В общем, ко мне относились гораздо лучше, чем несколько лет назад, и это было основанием надеяться на то, что рассказ пойдет. Очень хотелось его напечатать, он казался мне настоящим. Я и сейчас считаю его одним из лучших — из пятерки — своих рассказов. Кроме того, мне непонятно высокомерие, с каким иные литераторы говорят о западной литературе, будто эта литература — какой бы высокой и значительной она ни была — все же чем-то ниже отечественной, все же где-то «литература второго сорта». Там, мол, чтиво, а здесь пища мозгам; там стиль, а здесь коряво, но правда. Все это ползет от непереваренной почвеннической фанаберии девятнадцатого века, не принесшей русскому искусству особых достижений, зато обольстившей наших мыслителей великим множеством приятнейших, душегрейных рассуждений — от гениального Достоевского до полуграмотного Шевцова. Пусть простят меня почитатели великого писателя за то, что соединяю его имя в одной фразе с именем графомана, но делаю так лишь затем, чтобы показать, сколь необъятна эта система и как много в ней всякого рода, всяких масштабов орбит. Есть там и орбита Ефима Яковлевича Дороша, да и весь «Новый мир» — теперь пусть простят почитатели замечательного журнала — тоже крутится где-то в этой вселенной, ядром которой является нечто, называемое «почвой» или, скажем, «родной землей».
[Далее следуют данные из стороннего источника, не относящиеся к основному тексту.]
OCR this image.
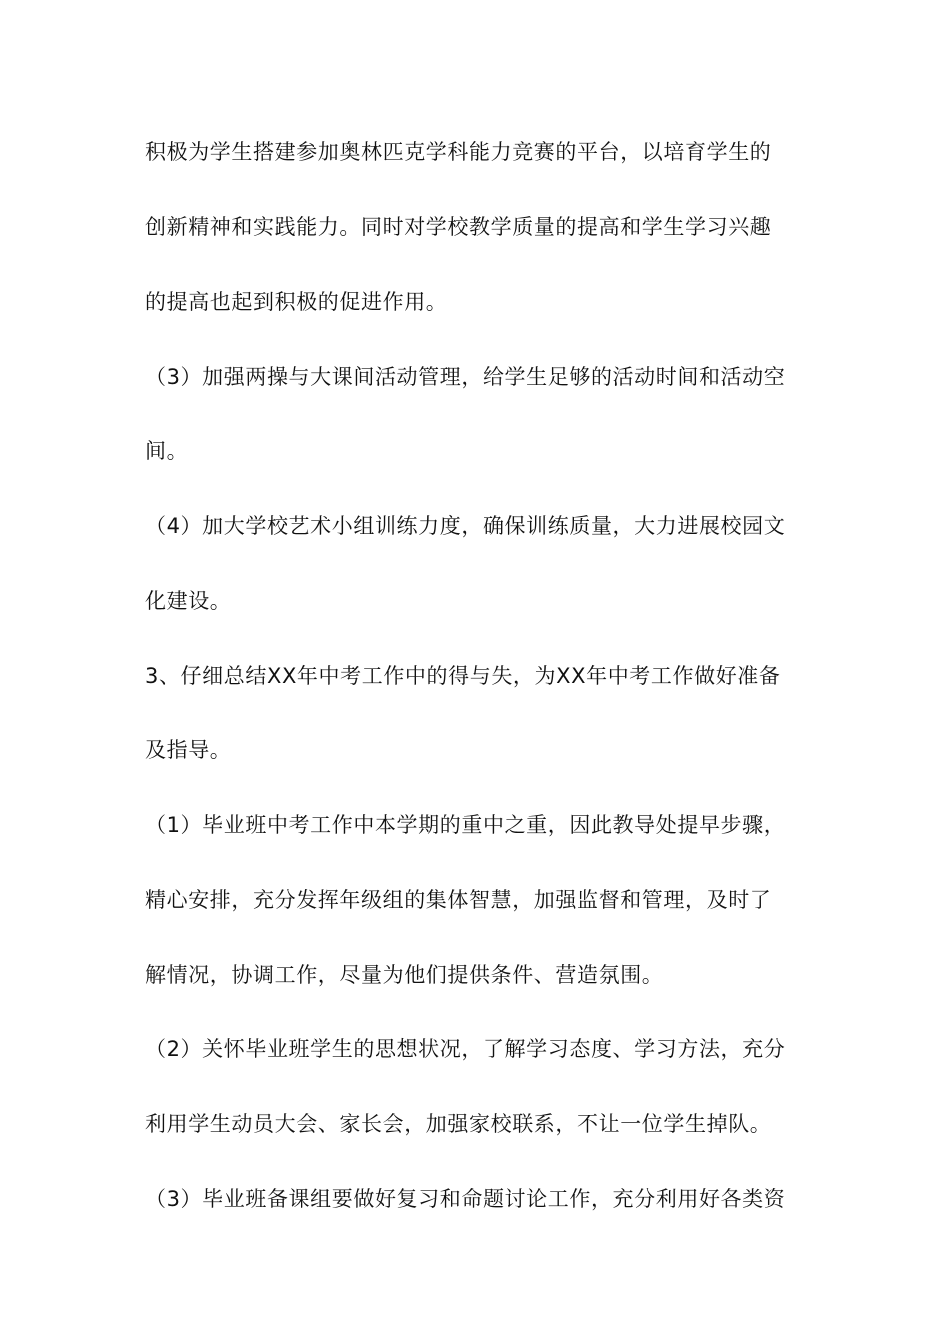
积极为学生搭建参加奥林匹克学科能力竞赛的平台，以培育学生的
创新精神和实践能力。同时对学校教学质量的提高和学生学习兴趣
的提高也起到积极的促进作用。
（3）加强两操与大课间活动管理，给学生足够的活动时间和活动空
间。
（4）加大学校艺术小组训练力度，确保训练质量，大力进展校园文
化建设。
3、仔细总结XX年中考工作中的得与失，为XX年中考工作做好准备
及指导。
（1）毕业班中考工作中本学期的重中之重，因此教导处提早步骤，
精心安排，充分发挥年级组的集体智慧，加强监督和管理，及时了
解情况，协调工作，尽量为他们提供条件、营造氛围。
（2）关怀毕业班学生的思想状况，了解学习态度、学习方法，充分
利用学生动员大会、家长会，加强家校联系，不让一位学生掉队。
（3）毕业班备课组要做好复习和命题讨论工作，充分利用好各类资
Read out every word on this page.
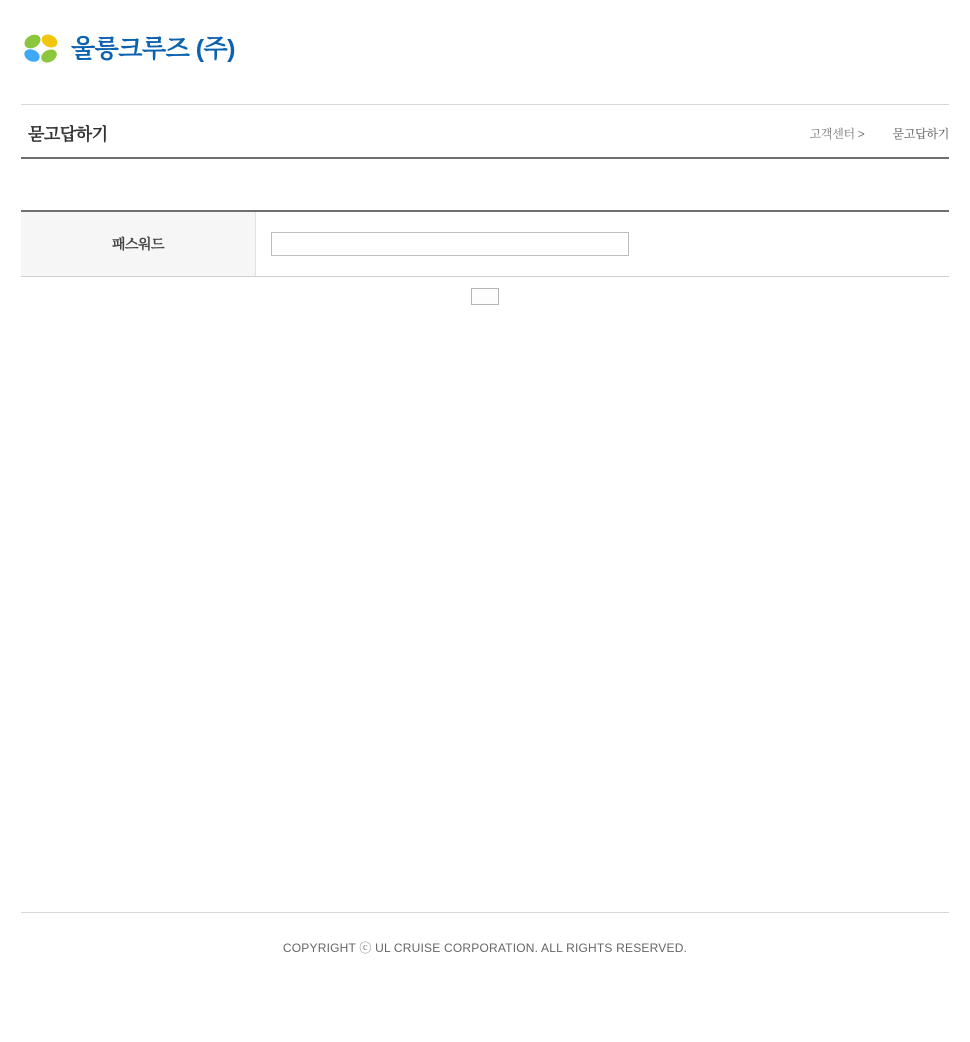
울릉크루즈 (주)
묻고답하기	고객센터 > 묻고답하기
패스워드	
COPYRIGHT ⓒ UL CRUISE CORPORATION. ALL RIGHTS RESERVED.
В рассказе «Самый маленький город» было на ортодоксальный новомирский взгляд три порока: он был написан о Болгарии, а не о родной земле (о Болгарии должны писать болгары, а иные попытки — от лукавого), в его стилистике замечалось влияние не русской классической прозы, скажем, Толстого или Бунина, а скорее Хемингуэя, и вдобавок в нем совершенно не было «против чего». Но я-то считал, что «против чего» там было. Ну, может быть, так: против горечи жизни, против несправедливости судьбы, против… да бог знает против чего еще! Против смерти, что ли. Против обыкновенного житейского ужаса нигде и никогда, с чем мы примиряемся и живем.
Но все это было чересчур обще и не нужно.
Я не удивился тому, что Александр Трифонович сразу обнаружил холодность к рассказу, хотя сказал довольно мягко:
— Я понимаю, вы хотели бы такой памятничек… Но на вашем месте я бы рассказ теперь не печатал. Пусть полежит.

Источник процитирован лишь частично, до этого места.